The SafeScan device collects multi-channel data at equally spaced distances from the antenna, thus detecting any motion at each distance from the device. It is conventionally placed with the radar normal to the body either from the front or the back. In a hospital setting, it is normally placed underneath the patient’s bed. Professor Aston and his team applied their SPAR method to each relevant channel separately. The data was very noisy but by smoothing it, it was possible to generate an attractor from some channels. However, since each channel of the radar device effectively detects any motion on a spherical shell of a particular radius centred on the radar, it became clear that the signal being detected was being generated not only by chest movement (which is desirable), but also by abdominal movement (which is not desirable). This combination of effects was producing very noisy signals that were hard to analyse and were not clearly detecting the motion of interest in the chest. As a direct result of Aston’s findings, Iceni Labs redesigned the hardware of their system so that the radar can be positioned with a direct line in free space between the radar and the patient. This has meant that the radar can be positioned at the foot of the bed so that the chest motion and the abdominal motion are detected on different channels and so can be clearly differentiated. Dr Dylan Banks (Founder and Knowledge Director, Iceni Labs) reported that this redesign “allowed for us to significantly improve our signal-to-noise ratio and has opened up a range of new algorithmic processing tools that were otherwise unavailable to us” [S2]. In summary, Aston’s work has resulted in a cleaner and more relevant dataset for distinguishing characteristic change in breathing patterns associated with disease.
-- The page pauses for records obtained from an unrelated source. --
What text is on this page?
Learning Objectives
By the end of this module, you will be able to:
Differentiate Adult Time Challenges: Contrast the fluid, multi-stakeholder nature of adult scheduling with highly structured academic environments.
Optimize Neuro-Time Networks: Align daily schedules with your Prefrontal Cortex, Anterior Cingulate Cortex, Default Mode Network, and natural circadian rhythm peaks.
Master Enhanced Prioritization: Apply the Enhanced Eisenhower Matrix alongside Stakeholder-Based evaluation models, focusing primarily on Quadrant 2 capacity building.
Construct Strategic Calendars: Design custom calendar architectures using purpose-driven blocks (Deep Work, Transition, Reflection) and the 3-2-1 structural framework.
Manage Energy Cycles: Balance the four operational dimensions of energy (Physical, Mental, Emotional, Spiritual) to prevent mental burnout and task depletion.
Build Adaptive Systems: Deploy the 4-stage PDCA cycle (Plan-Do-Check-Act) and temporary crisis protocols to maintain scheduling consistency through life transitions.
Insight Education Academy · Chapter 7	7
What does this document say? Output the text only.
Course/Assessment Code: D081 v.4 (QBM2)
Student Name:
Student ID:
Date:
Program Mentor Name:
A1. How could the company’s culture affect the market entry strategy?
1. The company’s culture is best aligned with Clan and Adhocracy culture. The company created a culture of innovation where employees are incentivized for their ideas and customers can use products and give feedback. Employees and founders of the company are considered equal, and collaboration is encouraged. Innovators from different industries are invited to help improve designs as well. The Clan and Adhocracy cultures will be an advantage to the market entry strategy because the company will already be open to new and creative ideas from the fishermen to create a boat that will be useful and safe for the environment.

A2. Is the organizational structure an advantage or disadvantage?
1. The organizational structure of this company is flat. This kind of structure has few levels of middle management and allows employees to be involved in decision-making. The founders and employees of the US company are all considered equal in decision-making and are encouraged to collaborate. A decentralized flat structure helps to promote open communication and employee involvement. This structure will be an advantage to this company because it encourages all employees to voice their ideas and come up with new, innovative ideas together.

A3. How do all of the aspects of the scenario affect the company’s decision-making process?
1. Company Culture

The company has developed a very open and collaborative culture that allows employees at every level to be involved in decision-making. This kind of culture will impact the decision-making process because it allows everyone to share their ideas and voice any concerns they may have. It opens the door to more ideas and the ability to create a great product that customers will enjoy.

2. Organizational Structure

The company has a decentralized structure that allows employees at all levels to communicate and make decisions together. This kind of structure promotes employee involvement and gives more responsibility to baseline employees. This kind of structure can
Significantly improved market advantage for Iceni Labs
Iceni Labs is a UK-based SME developing science and technologies for use in the medical and human security sectors. Dr Dylan Banks reports that work with Professor Aston on SafeScan “has had a direct and significant impact on our ability to bring our SafeScan radar technology to market in a timely manner. This has allowed for us to have significant first mover market advantage and we are now confident that our technology is a world leader ” [S2]. Dr Banks further reports that “Iceni Labs has recently set up a US subsidiary and in part due to their work that we have taken collaboratively with University of Surrey we have now made the decision to position SafeScan as front and centre of our US development pathway” [S2].
Thus, Professor Aston’s work has had impact both on the technological development of the SafeScan device and on the market opportunities available to Iceni Labs.
5. Sources to corroborate the impact
[S1] SafeScan Medical https://www.icenilabs.com/medical
[S2] Testimonial Letter from Dr Dylan Banks, Founder and Knowledge Director, Iceni Labs.